According to a decision handed down by William Pauley, district judge in the U.S. District Court for the Southern District of New York, evaluation of the “proposed settlement with a one sentence joint motion, no memorandum of law and no declaration, eludes this court,” and that it would not “rubber stamp” the settlement.
“In view of the importance of this case, there is need for consumers, Sprint shareholders and this court to get ‘the information they need to understand the terms of [this] agreement,’” the ruling stated. That information includes a motion explaining the grounds for the settlement.
The settlement was announced last week as part of a broader deal involving the Federal Communications Commission, Sprint and Verizon Wireless that totaled $158 million.
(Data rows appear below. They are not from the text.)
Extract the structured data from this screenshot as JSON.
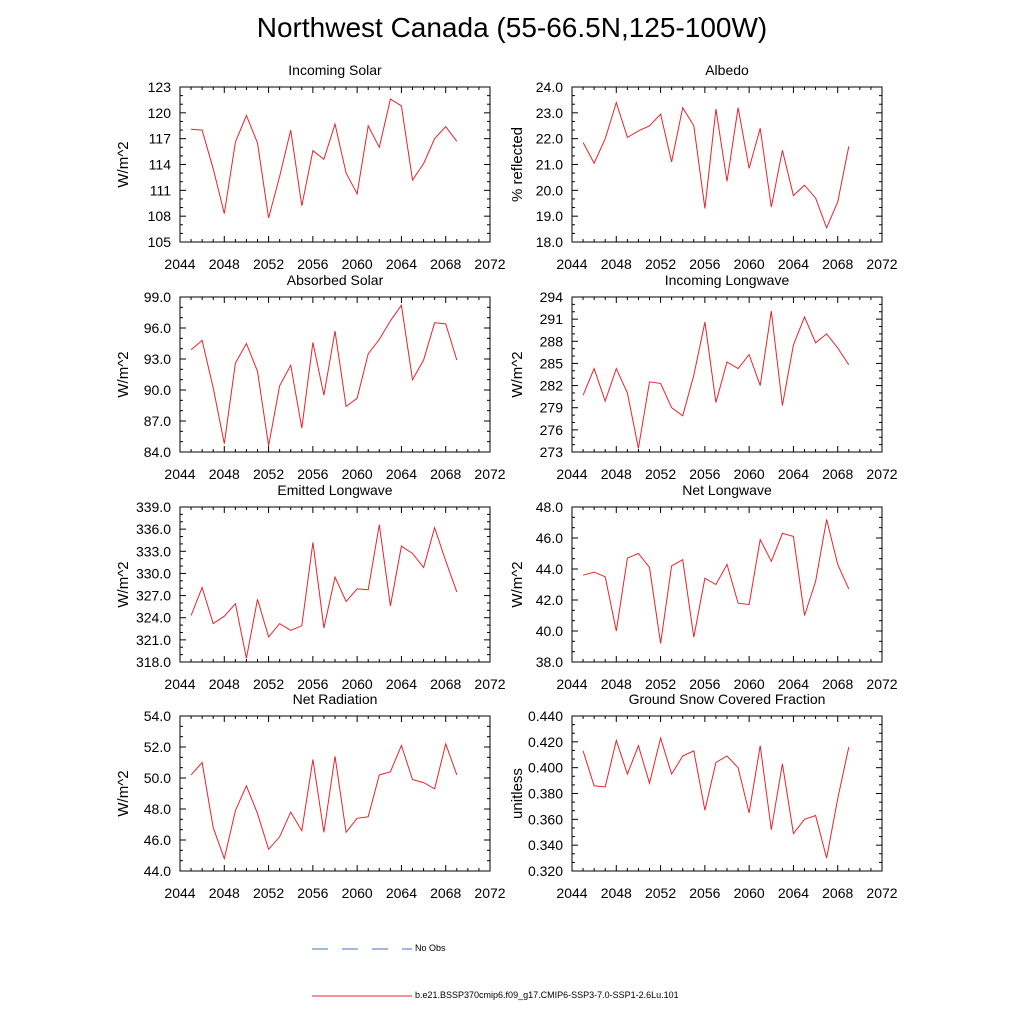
{
  "title": "Northwest Canada (55-66.5N,125-100W)",
  "legend": [
    {
      "label": "No Obs",
      "color": "#4a6fbf",
      "dash": true
    },
    {
      "label": "b.e21.BSSP370cmip6.f09_g17.CMIP6-SSP3-7.0-SSP1-2.6Lu.101",
      "color": "#e8242a",
      "dash": false
    }
  ],
  "chart_data": [
    {
      "type": "line",
      "title": "Incoming Solar",
      "ylabel": "W/m^2",
      "xlim": [
        2044,
        2072
      ],
      "xticks": [
        "2044",
        "2048",
        "2052",
        "2056",
        "2060",
        "2064",
        "2068",
        "2072"
      ],
      "ylim": [
        105,
        123
      ],
      "yticks": [
        "105",
        "108",
        "111",
        "114",
        "117",
        "120",
        "123"
      ],
      "color": "#e8242a",
      "x": [
        2045,
        2046,
        2047,
        2048,
        2049,
        2050,
        2051,
        2052,
        2053,
        2054,
        2055,
        2056,
        2057,
        2058,
        2059,
        2060,
        2061,
        2062,
        2063,
        2064,
        2065,
        2066,
        2067,
        2068,
        2069
      ],
      "y": [
        118.1,
        118.0,
        113.5,
        108.3,
        116.6,
        119.7,
        116.5,
        107.8,
        112.6,
        118.0,
        109.2,
        115.6,
        114.6,
        118.7,
        113.0,
        110.6,
        118.5,
        116.0,
        121.6,
        120.8,
        112.2,
        114.1,
        117.0,
        118.4,
        116.7
      ]
    },
    {
      "type": "line",
      "title": "Albedo",
      "ylabel": "% reflected",
      "xlim": [
        2044,
        2072
      ],
      "xticks": [
        "2044",
        "2048",
        "2052",
        "2056",
        "2060",
        "2064",
        "2068",
        "2072"
      ],
      "ylim": [
        18.0,
        24.0
      ],
      "yticks": [
        "18.0",
        "19.0",
        "20.0",
        "21.0",
        "22.0",
        "23.0",
        "24.0"
      ],
      "color": "#e8242a",
      "x": [
        2045,
        2046,
        2047,
        2048,
        2049,
        2050,
        2051,
        2052,
        2053,
        2054,
        2055,
        2056,
        2057,
        2058,
        2059,
        2060,
        2061,
        2062,
        2063,
        2064,
        2065,
        2066,
        2067,
        2068,
        2069
      ],
      "y": [
        21.85,
        21.05,
        22.0,
        23.4,
        22.05,
        22.3,
        22.5,
        22.95,
        21.1,
        23.2,
        22.5,
        19.3,
        23.15,
        20.35,
        23.2,
        20.85,
        22.4,
        19.35,
        21.55,
        19.8,
        20.2,
        19.7,
        18.55,
        19.55,
        21.7
      ]
    },
    {
      "type": "line",
      "title": "Absorbed Solar",
      "ylabel": "W/m^2",
      "xlim": [
        2044,
        2072
      ],
      "xticks": [
        "2044",
        "2048",
        "2052",
        "2056",
        "2060",
        "2064",
        "2068",
        "2072"
      ],
      "ylim": [
        84.0,
        99.0
      ],
      "yticks": [
        "84.0",
        "87.0",
        "90.0",
        "93.0",
        "96.0",
        "99.0"
      ],
      "color": "#e8242a",
      "x": [
        2045,
        2046,
        2047,
        2048,
        2049,
        2050,
        2051,
        2052,
        2053,
        2054,
        2055,
        2056,
        2057,
        2058,
        2059,
        2060,
        2061,
        2062,
        2063,
        2064,
        2065,
        2066,
        2067,
        2068,
        2069
      ],
      "y": [
        93.9,
        94.8,
        90.2,
        84.8,
        92.6,
        94.5,
        91.8,
        84.6,
        90.4,
        92.4,
        86.3,
        94.6,
        89.5,
        95.7,
        88.4,
        89.2,
        93.5,
        94.9,
        96.7,
        98.2,
        91.0,
        92.9,
        96.5,
        96.4,
        92.9
      ]
    },
    {
      "type": "line",
      "title": "Incoming Longwave",
      "ylabel": "W/m^2",
      "xlim": [
        2044,
        2072
      ],
      "xticks": [
        "2044",
        "2048",
        "2052",
        "2056",
        "2060",
        "2064",
        "2068",
        "2072"
      ],
      "ylim": [
        273,
        294
      ],
      "yticks": [
        "273",
        "276",
        "279",
        "282",
        "285",
        "288",
        "291",
        "294"
      ],
      "color": "#e8242a",
      "x": [
        2045,
        2046,
        2047,
        2048,
        2049,
        2050,
        2051,
        2052,
        2053,
        2054,
        2055,
        2056,
        2057,
        2058,
        2059,
        2060,
        2061,
        2062,
        2063,
        2064,
        2065,
        2066,
        2067,
        2068,
        2069
      ],
      "y": [
        280.7,
        284.3,
        279.9,
        284.3,
        281.0,
        273.5,
        282.5,
        282.3,
        279.0,
        277.9,
        283.4,
        290.6,
        279.7,
        285.2,
        284.3,
        286.2,
        282.0,
        292.1,
        279.3,
        287.5,
        291.3,
        287.8,
        289.0,
        287.1,
        284.8
      ]
    },
    {
      "type": "line",
      "title": "Emitted Longwave",
      "ylabel": "W/m^2",
      "xlim": [
        2044,
        2072
      ],
      "xticks": [
        "2044",
        "2048",
        "2052",
        "2056",
        "2060",
        "2064",
        "2068",
        "2072"
      ],
      "ylim": [
        318.0,
        339.0
      ],
      "yticks": [
        "318.0",
        "321.0",
        "324.0",
        "327.0",
        "330.0",
        "333.0",
        "336.0",
        "339.0"
      ],
      "color": "#e8242a",
      "x": [
        2045,
        2046,
        2047,
        2048,
        2049,
        2050,
        2051,
        2052,
        2053,
        2054,
        2055,
        2056,
        2057,
        2058,
        2059,
        2060,
        2061,
        2062,
        2063,
        2064,
        2065,
        2066,
        2067,
        2068,
        2069
      ],
      "y": [
        324.3,
        328.1,
        323.2,
        324.2,
        325.9,
        318.5,
        326.5,
        321.4,
        323.2,
        322.3,
        322.9,
        334.2,
        322.6,
        329.5,
        326.2,
        327.9,
        327.8,
        336.6,
        325.6,
        333.7,
        332.7,
        330.8,
        336.2,
        331.7,
        327.5
      ]
    },
    {
      "type": "line",
      "title": "Net Longwave",
      "ylabel": "W/m^2",
      "xlim": [
        2044,
        2072
      ],
      "xticks": [
        "2044",
        "2048",
        "2052",
        "2056",
        "2060",
        "2064",
        "2068",
        "2072"
      ],
      "ylim": [
        38.0,
        48.0
      ],
      "yticks": [
        "38.0",
        "40.0",
        "42.0",
        "44.0",
        "46.0",
        "48.0"
      ],
      "color": "#e8242a",
      "x": [
        2045,
        2046,
        2047,
        2048,
        2049,
        2050,
        2051,
        2052,
        2053,
        2054,
        2055,
        2056,
        2057,
        2058,
        2059,
        2060,
        2061,
        2062,
        2063,
        2064,
        2065,
        2066,
        2067,
        2068,
        2069
      ],
      "y": [
        43.6,
        43.8,
        43.5,
        40.0,
        44.7,
        45.0,
        44.1,
        39.2,
        44.2,
        44.6,
        39.6,
        43.4,
        43.0,
        44.3,
        41.8,
        41.7,
        45.9,
        44.5,
        46.3,
        46.1,
        41.0,
        43.2,
        47.2,
        44.3,
        42.7
      ]
    },
    {
      "type": "line",
      "title": "Net Radiation",
      "ylabel": "W/m^2",
      "xlim": [
        2044,
        2072
      ],
      "xticks": [
        "2044",
        "2048",
        "2052",
        "2056",
        "2060",
        "2064",
        "2068",
        "2072"
      ],
      "ylim": [
        44.0,
        54.0
      ],
      "yticks": [
        "44.0",
        "46.0",
        "48.0",
        "50.0",
        "52.0",
        "54.0"
      ],
      "color": "#e8242a",
      "x": [
        2045,
        2046,
        2047,
        2048,
        2049,
        2050,
        2051,
        2052,
        2053,
        2054,
        2055,
        2056,
        2057,
        2058,
        2059,
        2060,
        2061,
        2062,
        2063,
        2064,
        2065,
        2066,
        2067,
        2068,
        2069
      ],
      "y": [
        50.2,
        51.0,
        46.8,
        44.8,
        47.9,
        49.5,
        47.7,
        45.4,
        46.2,
        47.8,
        46.6,
        51.2,
        46.5,
        51.4,
        46.5,
        47.4,
        47.5,
        50.2,
        50.4,
        52.1,
        49.9,
        49.7,
        49.3,
        52.2,
        50.2
      ]
    },
    {
      "type": "line",
      "title": "Ground Snow Covered Fraction",
      "ylabel": "unitless",
      "xlim": [
        2044,
        2072
      ],
      "xticks": [
        "2044",
        "2048",
        "2052",
        "2056",
        "2060",
        "2064",
        "2068",
        "2072"
      ],
      "ylim": [
        0.32,
        0.44
      ],
      "yticks": [
        "0.320",
        "0.340",
        "0.360",
        "0.380",
        "0.400",
        "0.420",
        "0.440"
      ],
      "color": "#e8242a",
      "x": [
        2045,
        2046,
        2047,
        2048,
        2049,
        2050,
        2051,
        2052,
        2053,
        2054,
        2055,
        2056,
        2057,
        2058,
        2059,
        2060,
        2061,
        2062,
        2063,
        2064,
        2065,
        2066,
        2067,
        2068,
        2069
      ],
      "y": [
        0.413,
        0.386,
        0.385,
        0.421,
        0.395,
        0.417,
        0.388,
        0.423,
        0.395,
        0.409,
        0.413,
        0.367,
        0.404,
        0.409,
        0.4,
        0.365,
        0.417,
        0.352,
        0.403,
        0.349,
        0.36,
        0.363,
        0.33,
        0.376,
        0.416
      ]
    }
  ]
}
Sprint’s stake totaled $68 million, with $50 million set aside to fund a consumer redress program.
The CFBP last December filed a $105 million lawsuit against Sprint alleging that through the end of 2013, Sprint allowed third-party content providers to charge Sprint customers for services they did not sign up for and ignored complaints about those charges. The independent government agency, which was created in 2010 from the Dodd-Frank Wall Street Reform and Consumer Protection Act, was seeking an unspecified amount in refunds and penalties claiming Sprint violated tenants of the act.
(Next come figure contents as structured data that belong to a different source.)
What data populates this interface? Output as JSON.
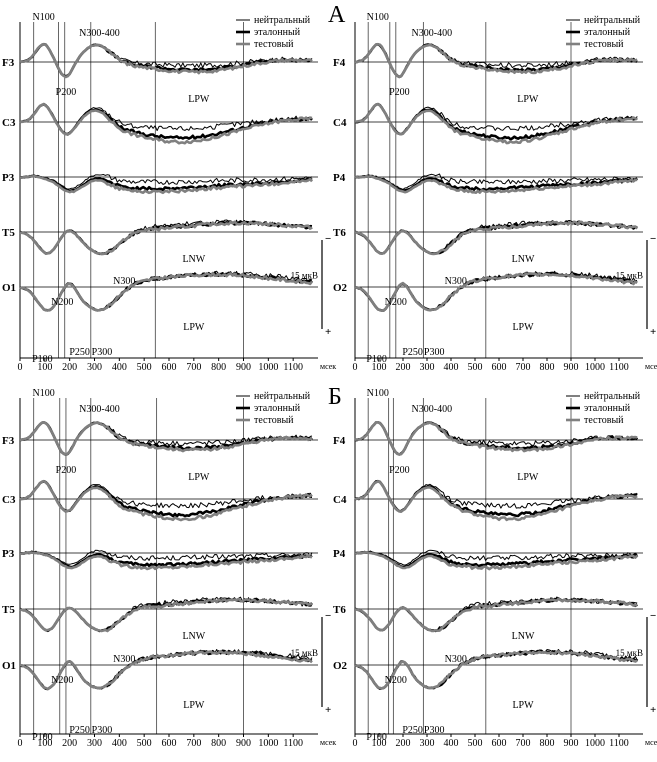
{
  "figure": {
    "panels": [
      {
        "letter": "А"
      },
      {
        "letter": "Б"
      }
    ],
    "legend": [
      {
        "label": "нейтральный",
        "color": "#000000",
        "weight": "thin"
      },
      {
        "label": "эталонный",
        "color": "#000000",
        "weight": "thick"
      },
      {
        "label": "тестовый",
        "color": "#808080",
        "weight": "thick"
      }
    ],
    "scale_label": "15 мкВ",
    "polarity": {
      "neg": "−",
      "pos": "+"
    }
  },
  "chart_data": [
    {
      "type": "line",
      "panel": "А",
      "side": "left",
      "x_unit": "мсек",
      "x_ticks": [
        0,
        100,
        200,
        300,
        400,
        500,
        600,
        700,
        800,
        900,
        1000,
        1100
      ],
      "xlim": [
        0,
        1200
      ],
      "markers": [
        55,
        155,
        180,
        285,
        545,
        900
      ],
      "channels": [
        "F3",
        "C3",
        "P3",
        "T5",
        "O1"
      ],
      "components": [
        "N100",
        "P200",
        "N300-400",
        "LPW",
        "LNW",
        "N200",
        "N300",
        "P100",
        "P250",
        "P300",
        "LPW"
      ]
    },
    {
      "type": "line",
      "panel": "А",
      "side": "right",
      "x_unit": "мсек",
      "x_ticks": [
        0,
        100,
        200,
        300,
        400,
        500,
        600,
        700,
        800,
        900,
        1000,
        1100
      ],
      "xlim": [
        0,
        1200
      ],
      "markers": [
        55,
        145,
        170,
        285,
        545,
        900
      ],
      "channels": [
        "F4",
        "C4",
        "P4",
        "T6",
        "O2"
      ],
      "components": [
        "N100",
        "P200",
        "N300-400",
        "LPW",
        "LNW",
        "N200",
        "N300",
        "P100",
        "P250",
        "P300",
        "LPW"
      ]
    },
    {
      "type": "line",
      "panel": "Б",
      "side": "left",
      "x_unit": "мсек",
      "x_ticks": [
        0,
        100,
        200,
        300,
        400,
        500,
        600,
        700,
        800,
        900,
        1000,
        1100
      ],
      "xlim": [
        0,
        1200
      ],
      "markers": [
        55,
        160,
        185,
        285,
        550,
        900
      ],
      "channels": [
        "F3",
        "C3",
        "P3",
        "T5",
        "O1"
      ],
      "components": [
        "N100",
        "P200",
        "N300-400",
        "LPW",
        "LNW",
        "N200",
        "N300",
        "P100",
        "P250",
        "P300",
        "LPW"
      ]
    },
    {
      "type": "line",
      "panel": "Б",
      "side": "right",
      "x_unit": "мсек",
      "x_ticks": [
        0,
        100,
        200,
        300,
        400,
        500,
        600,
        700,
        800,
        900,
        1000,
        1100
      ],
      "xlim": [
        0,
        1200
      ],
      "markers": [
        55,
        140,
        160,
        285,
        545,
        900
      ],
      "channels": [
        "F4",
        "C4",
        "P4",
        "T6",
        "O2"
      ],
      "components": [
        "N100",
        "P200",
        "N300-400",
        "LPW",
        "LNW",
        "N200",
        "N300",
        "P100",
        "P250",
        "P300",
        "LPW"
      ]
    }
  ]
}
The bill-cramming issue has touched all four nationwide operators. T-Mobile US late last year agreed to pay $22.5 million in fines to the Federal Trade Commission tied to the practice as well as $90 million toward fully refunding customers for unwanted third-party charges. That followed a then-record $105 million fine against AT&T by the FCC connected to bogus charges to consumers for third-party subscriptions and premium text messaging services.